New research from Google claims the CFO will be more involved in IT thanks to the booming cloud market.
Research launched by Google today revealed chief financial officers (CFOs) will engage more in IT as cloud computing continues its rise in popularity among businesses.
The survey was conducted by Vanson Bourne in January 2012 among 100 senior decision makers within the finance functions of large UK-based companies.
According to the study, 50 per cent of financial business leaders believe CFOs will become more influential in the purchasing and management of IT services as cloud deployments continue to grow.

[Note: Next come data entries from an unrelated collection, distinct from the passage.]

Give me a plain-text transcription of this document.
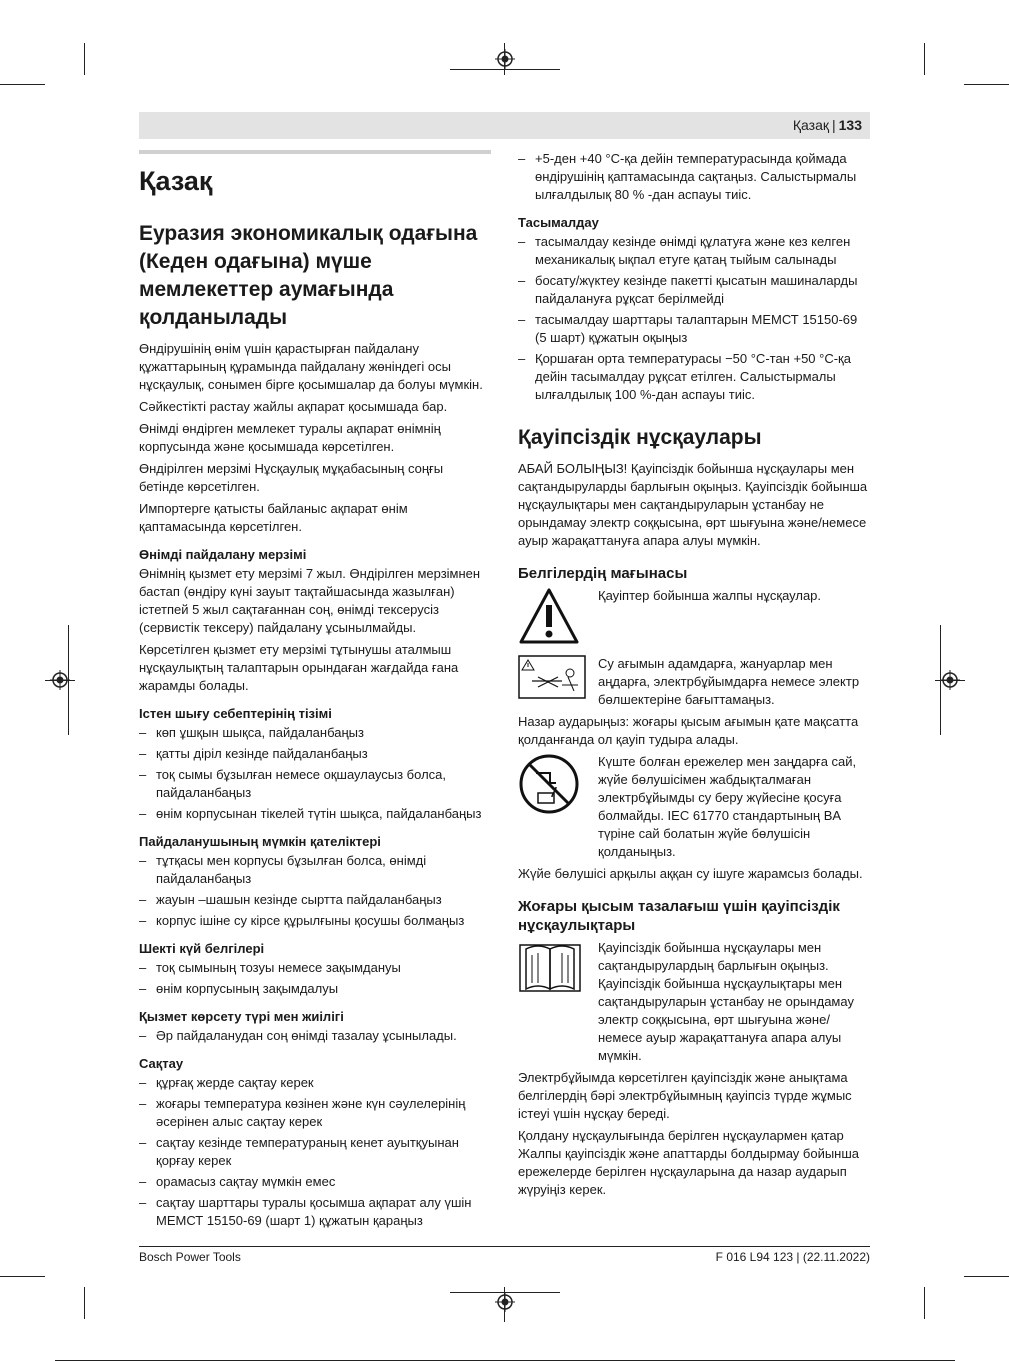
Қазақ | 133
Қазақ
Еуразия экономикалық одағына (Кеден одағына) мүше мемлекеттер аумағында қолданылады

Өндірушінің өнім үшін қарастырған пайдалану құжаттарының құрамында пайдалану жөніндегі осы нұсқаулық, сонымен бірге қосымшалар да болуы мүмкін.

Сәйкестікті растау жайлы ақпарат қосымшада бар.

Өнімді өндірген мемлекет туралы ақпарат өнімнің корпусында және қосымшада көрсетілген.

Өндірілген мерзімі Нұсқаулық мұқабасының соңғы бетінде көрсетілген.

Импортерге қатысты байланыс ақпарат өнім қаптамасында көрсетілген.

Өнімді пайдалану мерзімі

Өнімнің қызмет ету мерзімі 7 жыл. Өндірілген мерзімнен бастап (өндіру күні зауыт тақтайшасында жазылған) істетпей 5 жыл сақтағаннан соң, өнімді тексерусіз (сервистік тексеру) пайдалану ұсынылмайды.

Көрсетілген қызмет ету мерзімі тұтынушы аталмыш нұсқаулықтың талаптарын орындаған жағдайда ғана жарамды болады.

Істен шығу себептерінің тізімі
– көп ұшқын шықса, пайдаланбаңыз
– қатты діріл кезінде пайдаланбаңыз
– тоқ сымы бұзылған немесе оқшаулаусыз болса, пайдаланбаңыз
– өнім корпусынан тікелей түтін шықса, пайдаланбаңыз
Пайдаланушының мүмкін қателіктері
– тұтқасы мен корпусы бұзылған болса, өнімді пайдаланбаңыз
– жауын –шашын кезінде сыртта пайдаланбаңыз
– корпус ішіне су кірсе құрылғыны қосушы болмаңыз
Шекті күй белгілері
– тоқ сымының тозуы немесе зақымдануы
– өнім корпусының зақымдалуы
Қызмет көрсету түрі мен жиілігі
– Әр пайдаланудан соң өнімді тазалау ұсынылады.
Сақтау
– құрғақ жерде сақтау керек
– жоғары температура көзінен және күн сәулелерінің әсерінен алыс сақтау керек
– сақтау кезінде температураның кенет ауытқуынан қорғау керек
– орамасыз сақтау мүмкін емес
– сақтау шарттары туралы қосымша ақпарат алу үшін МЕМСТ 15150-69 (шарт 1) құжатын қараңыз
– +5-ден +40 °C-қа дейін температурасында қоймада өндірушінің қаптамасында сақтаңыз. Салыстырмалы ылғалдылық 80 % -дан аспауы тиіс.
Тасымалдау
– тасымалдау кезінде өнімді құлатуға және кез келген механикалық ықпал етуге қатаң тыйым салынады
– босату/жүктеу кезінде пакетті қысатын машиналарды пайдалануға рұқсат берілмейді
– тасымалдау шарттары талаптарын МЕМСТ 15150-69 (5 шарт) құжатын оқыңыз
– Қоршаған орта температурасы −50 °C-тан +50 °C-қа дейін тасымалдау рұқсат етілген. Салыстырмалы ылғалдылық 100 %-дан аспауы тиіс.
Қауіпсіздік нұсқаулары

АБАЙ БОЛЫҢЫЗ! Қауіпсіздік бойынша нұсқаулары мен сақтандыруларды барлығын оқыңыз. Қауіпсіздік бойынша нұсқаулықтары мен сақтандыруларын ұстанбау не орындамау электр соққысына, өрт шығуына және/немесе ауыр жарақаттануға апара алуы мүмкін.

Белгілердің мағынасы
Қауіптер бойынша жалпы нұсқаулар.
Су ағымын адамдарға, жануарлар мен аңдарға, электрбұйымдарға немесе электр бөлшектеріне бағыттамаңыз.

Назар аударыңыз: жоғары қысым ағымын қате мақсатта қолданғанда ол қауіп тудыра алады.

Күште болған ережелер мен заңдарға сай, жүйе бөлушісімен жабдықталмаған электрбұйымды су беру жүйесіне қосуға болмайды. IEC 61770 стандартының BA түріне сай болатын жүйе бөлушісін қолданыңыз.

Жүйе бөлушісі арқылы аққан су ішуге жарамсыз болады.

Жоғары қысым тазалағыш үшін қауіпсіздік нұсқаулықтары
Қауіпсіздік бойынша нұсқаулары мен сақтандырулардың барлығын оқыңыз. Қауіпсіздік бойынша нұсқаулықтары мен сақтандыруларын ұстанбау не орындамау электр соққысына, өрт шығуына және/немесе ауыр жарақаттануға апара алуы мүмкін.

Электрбұйымда көрсетілген қауіпсіздік және анықтама белгілердің бәрі электрбұйымның қауіпсіз түрде жұмыс істеуі үшін нұсқау береді.

Қолдану нұсқаулығында берілген нұсқаулармен қатар Жалпы қауіпсіздік және апаттарды болдырмау бойынша ережелерде берілген нұсқауларына да назар аударып жүруіңіз керек.

Bosch Power Tools	F 016 L94 123 | (22.11.2022)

Support for the cloud is still on the up, as 66 per cent of senior financial decision makers believe the cloud increases the IT department's contribution to corporate strategy. Also, 69 per cent believe cloud computing boosts the IT department's ability to innovate.
A majority of respondents – 93 per cent – said cloud will be important to the success of their company over the next 12 to 18 months, while 94 per cent agreed the technology provides their businesses with notable benefits, including reductions in IT maintenance costs, IT spending and operational costs and improvements in process efficiency within business.
Overall, 64 per cent believe that cloud computing is more beneficial to business than traditional outsourcing.
Thomas Davies, head of Google enterprise for the UK and Ireland, explained why more businesses are being persuaded to make the switch.
"The benefits of cloud computing go far beyond the obvious cost savings on software and reducing the burden of maintenance," he said.
"The fact that 93 per cent of surveyed CFOs believed that cloud computing would be important to the success of their company in the next year to 18 months underlines that the board has woken up to the benefits of the cloud.”